# Meteor, or missle????



## Polaris425 (Dec 16, 2004)

What ya'll think?


----------



## Gallop (Feb 26, 2010)

Pritty crazy... 


Exploding meteor over Russia injures more than 750 - World - CBC News


----------



## Musclemckeester (Aug 25, 2012)

If only I knew Russian...


----------



## Polaris425 (Dec 16, 2004)

Meteor?
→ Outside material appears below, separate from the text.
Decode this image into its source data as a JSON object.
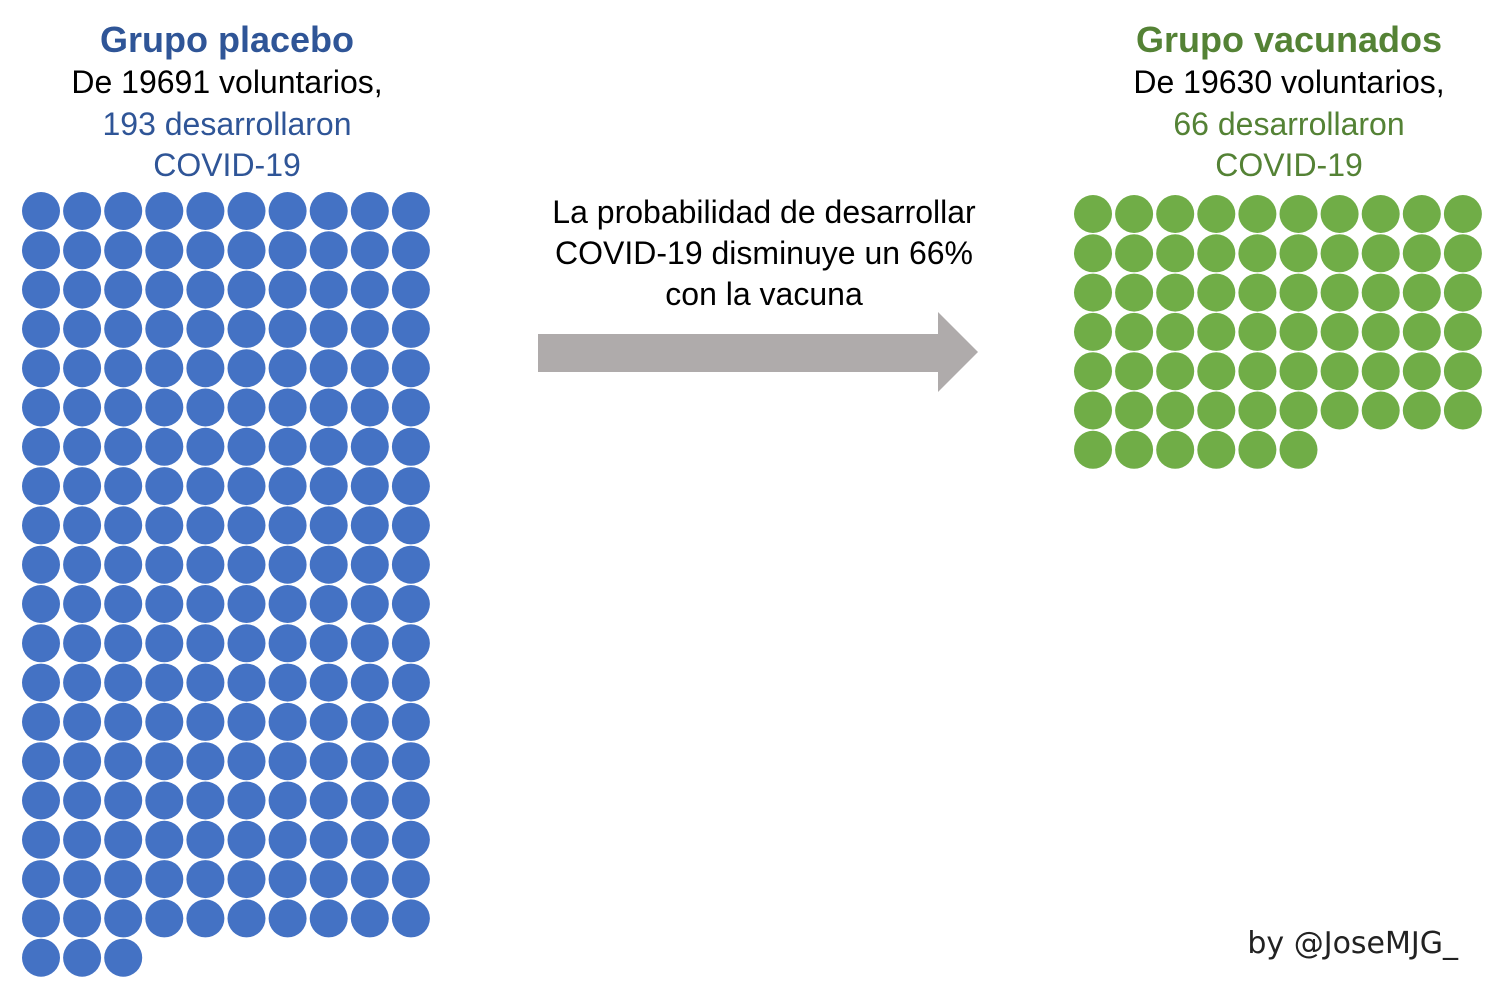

Aint Nobody Got Time For Dat.


----------



## KMKjr (Jan 9, 2009)

Koreans testing again.......


----------



## CRAZYCRACKAZ71 (Oct 8, 2011)

Missle


I rather be riding rack deep then using TAPATALK on my iPhone 4


----------



## Lonewolfe (Jan 25, 2012)

Missile; just like the Pentagon back in 9/11.....

Pentagon Strike


----------



## Stogi (Feb 24, 2010)

Super Man

BFWDP


----------



## NMKawierider (Apr 11, 2009)

Stogi said:


> Super Man


 
Hahahahah...


----------



## rmax (Nov 21, 2009)

saw a vapor trail that looked just like that yesturday over south ms.


----------



## Polaris425 (Dec 16, 2004)

Rmax another was suppose to pass over us yesterday afternoon. 


Posted via TapaTalk.


----------



## KMKjr (Jan 9, 2009)

rmax said:


> saw a vapor trail that looked just like that yesturday over south ms.


That was me at batting practice.


----------



## bruteguy750 (Oct 25, 2012)

That was me on my brute riding a wheelie. Lol. No really though that was super bright. Amazing to see.


----------